His surgeon was his neighbor on Woodvine Road. (He didn’t learn this until after his surgery.)
Dr. Mike Manogue with Asheville Cardiology Associates (also an avid cyclist) treated Craig's condition.
On December 5, Dr. Manogue performed the procedure at Mission Hospital.
It was a success.
“The people at Mission know exactly what they’re doing,” Lynne says. Craig agrees. He’s deeply grateful, not only for his medical team, but for Lynne, who never left his side.
The Numbers That Told the Truth
During recovery, Craig did something he hadn’t done before: he downloaded and analyzed all of his data from exercise.
Out of 4,500 recorded activities, more than half included heart rate data. Since 2008, Craig found over 100 workouts where his heart rate exceeded 200 beats per minute — and several where it topped 250.
Most striking? The spikes often happened on the while descending mountains on his bike, and not while climbing them.
His watch had been warning him for years.
A Message Worth Sharing
Today, Craig is recovering well and already returning to the athletic life he loves.
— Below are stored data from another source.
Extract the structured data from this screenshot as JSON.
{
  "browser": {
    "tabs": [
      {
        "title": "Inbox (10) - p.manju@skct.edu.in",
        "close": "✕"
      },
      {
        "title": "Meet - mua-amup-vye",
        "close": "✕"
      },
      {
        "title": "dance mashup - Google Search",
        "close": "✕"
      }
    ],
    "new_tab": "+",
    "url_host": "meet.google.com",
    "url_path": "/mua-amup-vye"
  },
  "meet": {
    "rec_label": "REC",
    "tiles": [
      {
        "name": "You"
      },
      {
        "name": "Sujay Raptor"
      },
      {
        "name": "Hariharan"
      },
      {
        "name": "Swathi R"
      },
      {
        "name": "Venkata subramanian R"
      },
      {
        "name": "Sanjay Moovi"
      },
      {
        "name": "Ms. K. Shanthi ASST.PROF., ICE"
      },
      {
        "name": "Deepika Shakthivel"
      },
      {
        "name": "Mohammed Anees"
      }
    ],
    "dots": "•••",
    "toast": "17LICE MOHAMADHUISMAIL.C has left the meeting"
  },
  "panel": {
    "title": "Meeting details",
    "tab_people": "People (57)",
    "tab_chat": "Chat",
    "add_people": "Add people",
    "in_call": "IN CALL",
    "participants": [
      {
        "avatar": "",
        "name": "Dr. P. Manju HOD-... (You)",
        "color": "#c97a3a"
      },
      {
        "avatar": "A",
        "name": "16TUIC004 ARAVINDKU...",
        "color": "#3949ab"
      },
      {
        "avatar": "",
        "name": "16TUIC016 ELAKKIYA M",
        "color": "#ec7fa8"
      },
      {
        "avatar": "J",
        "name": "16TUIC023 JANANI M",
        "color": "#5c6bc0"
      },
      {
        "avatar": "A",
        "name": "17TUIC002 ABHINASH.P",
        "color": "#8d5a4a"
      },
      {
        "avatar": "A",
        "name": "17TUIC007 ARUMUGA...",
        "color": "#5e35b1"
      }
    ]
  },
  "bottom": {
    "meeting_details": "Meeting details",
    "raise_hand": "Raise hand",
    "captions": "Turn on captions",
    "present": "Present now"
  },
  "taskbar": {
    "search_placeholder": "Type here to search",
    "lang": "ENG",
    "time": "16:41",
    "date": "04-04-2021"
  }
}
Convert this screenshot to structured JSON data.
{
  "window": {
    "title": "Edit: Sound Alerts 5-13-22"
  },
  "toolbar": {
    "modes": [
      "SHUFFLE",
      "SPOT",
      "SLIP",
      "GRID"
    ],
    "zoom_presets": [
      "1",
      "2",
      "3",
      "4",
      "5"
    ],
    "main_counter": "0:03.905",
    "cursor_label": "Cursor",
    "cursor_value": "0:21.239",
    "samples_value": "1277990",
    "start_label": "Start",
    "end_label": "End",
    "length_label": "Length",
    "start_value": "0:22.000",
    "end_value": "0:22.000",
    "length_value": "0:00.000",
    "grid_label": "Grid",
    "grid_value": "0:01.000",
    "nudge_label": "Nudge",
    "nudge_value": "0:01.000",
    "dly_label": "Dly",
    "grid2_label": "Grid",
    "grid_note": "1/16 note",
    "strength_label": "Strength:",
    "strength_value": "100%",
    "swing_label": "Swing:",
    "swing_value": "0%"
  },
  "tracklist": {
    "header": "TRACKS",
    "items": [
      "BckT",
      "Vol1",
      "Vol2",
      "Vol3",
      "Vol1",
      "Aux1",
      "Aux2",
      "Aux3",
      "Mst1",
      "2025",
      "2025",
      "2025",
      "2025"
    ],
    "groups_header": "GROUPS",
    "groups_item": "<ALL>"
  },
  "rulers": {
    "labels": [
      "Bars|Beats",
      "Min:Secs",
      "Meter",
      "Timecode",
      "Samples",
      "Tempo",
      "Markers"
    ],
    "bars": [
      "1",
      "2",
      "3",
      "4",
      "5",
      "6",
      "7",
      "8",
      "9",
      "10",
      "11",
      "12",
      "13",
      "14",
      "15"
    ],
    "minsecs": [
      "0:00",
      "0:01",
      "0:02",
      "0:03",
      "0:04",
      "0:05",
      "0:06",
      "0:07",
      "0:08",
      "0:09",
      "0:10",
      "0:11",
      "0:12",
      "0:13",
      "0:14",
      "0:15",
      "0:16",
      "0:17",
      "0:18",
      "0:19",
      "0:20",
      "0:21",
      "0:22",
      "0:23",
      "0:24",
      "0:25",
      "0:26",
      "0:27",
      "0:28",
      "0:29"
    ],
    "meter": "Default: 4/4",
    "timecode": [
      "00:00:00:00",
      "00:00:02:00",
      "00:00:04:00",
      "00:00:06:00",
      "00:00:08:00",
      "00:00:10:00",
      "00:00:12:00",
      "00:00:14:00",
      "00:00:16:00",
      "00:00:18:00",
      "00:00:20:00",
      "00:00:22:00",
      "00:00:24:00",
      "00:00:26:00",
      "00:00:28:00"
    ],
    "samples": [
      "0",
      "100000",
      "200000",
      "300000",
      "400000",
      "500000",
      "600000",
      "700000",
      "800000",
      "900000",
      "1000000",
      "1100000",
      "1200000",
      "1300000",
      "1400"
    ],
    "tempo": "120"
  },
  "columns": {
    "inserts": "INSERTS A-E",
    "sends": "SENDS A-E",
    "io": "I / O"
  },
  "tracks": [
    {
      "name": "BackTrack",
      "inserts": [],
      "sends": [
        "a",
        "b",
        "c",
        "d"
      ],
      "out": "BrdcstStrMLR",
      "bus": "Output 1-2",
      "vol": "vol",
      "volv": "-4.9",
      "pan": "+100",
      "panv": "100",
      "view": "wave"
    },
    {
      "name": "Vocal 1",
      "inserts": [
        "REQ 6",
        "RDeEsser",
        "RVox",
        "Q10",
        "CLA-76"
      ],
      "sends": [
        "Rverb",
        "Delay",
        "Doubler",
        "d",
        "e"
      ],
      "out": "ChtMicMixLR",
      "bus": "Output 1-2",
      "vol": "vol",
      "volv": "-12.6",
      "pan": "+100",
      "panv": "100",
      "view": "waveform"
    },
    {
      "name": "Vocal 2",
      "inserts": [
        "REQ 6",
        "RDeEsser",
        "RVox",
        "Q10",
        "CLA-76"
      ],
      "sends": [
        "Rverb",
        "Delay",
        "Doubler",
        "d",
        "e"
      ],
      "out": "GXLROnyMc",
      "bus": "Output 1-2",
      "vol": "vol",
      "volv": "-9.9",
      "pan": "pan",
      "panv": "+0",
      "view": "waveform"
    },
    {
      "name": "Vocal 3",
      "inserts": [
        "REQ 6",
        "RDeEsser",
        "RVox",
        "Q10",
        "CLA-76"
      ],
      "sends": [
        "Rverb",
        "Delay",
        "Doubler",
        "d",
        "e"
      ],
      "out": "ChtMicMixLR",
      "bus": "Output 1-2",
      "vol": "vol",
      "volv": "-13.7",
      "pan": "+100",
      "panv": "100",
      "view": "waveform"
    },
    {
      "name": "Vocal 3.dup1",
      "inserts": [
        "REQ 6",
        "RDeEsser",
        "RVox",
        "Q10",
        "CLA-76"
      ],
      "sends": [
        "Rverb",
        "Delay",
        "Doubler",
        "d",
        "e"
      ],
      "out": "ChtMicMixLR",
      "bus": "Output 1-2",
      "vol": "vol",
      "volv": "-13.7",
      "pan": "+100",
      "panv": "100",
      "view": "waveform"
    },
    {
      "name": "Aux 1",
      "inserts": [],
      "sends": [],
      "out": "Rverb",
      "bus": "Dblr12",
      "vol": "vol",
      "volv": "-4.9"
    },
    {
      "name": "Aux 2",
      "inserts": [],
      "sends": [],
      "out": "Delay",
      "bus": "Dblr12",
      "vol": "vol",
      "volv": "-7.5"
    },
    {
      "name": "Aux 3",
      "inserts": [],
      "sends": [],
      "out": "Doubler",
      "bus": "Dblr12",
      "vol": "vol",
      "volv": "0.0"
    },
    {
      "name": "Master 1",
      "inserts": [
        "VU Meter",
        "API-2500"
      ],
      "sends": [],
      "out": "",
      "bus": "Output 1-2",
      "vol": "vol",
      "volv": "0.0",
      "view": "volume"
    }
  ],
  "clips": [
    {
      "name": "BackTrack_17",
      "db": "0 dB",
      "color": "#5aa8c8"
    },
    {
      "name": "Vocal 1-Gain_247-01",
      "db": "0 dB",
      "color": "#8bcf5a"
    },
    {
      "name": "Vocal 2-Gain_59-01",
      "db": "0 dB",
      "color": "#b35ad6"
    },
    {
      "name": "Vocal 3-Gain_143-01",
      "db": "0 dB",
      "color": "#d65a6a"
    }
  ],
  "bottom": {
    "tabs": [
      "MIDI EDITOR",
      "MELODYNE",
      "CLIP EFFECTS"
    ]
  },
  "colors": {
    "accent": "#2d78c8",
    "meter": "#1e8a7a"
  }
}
But he wanted his story told for a reason.
“I ignored my own numbers for too long,” he says. “I kept justifying what my body was trying to tell me.”
His advice is simple and urgent:
Listen to your body. If something feels wrong, go see a doctor. Don’t assume it’s a fluke. Don’t blame the technology. Don’t wait.
Thanks to a persistent friend, a loving wife, a skilled neighbor and a hospital team that moved fast, he got a second chance.
He hopes his story helps someone else take action before it’s too late.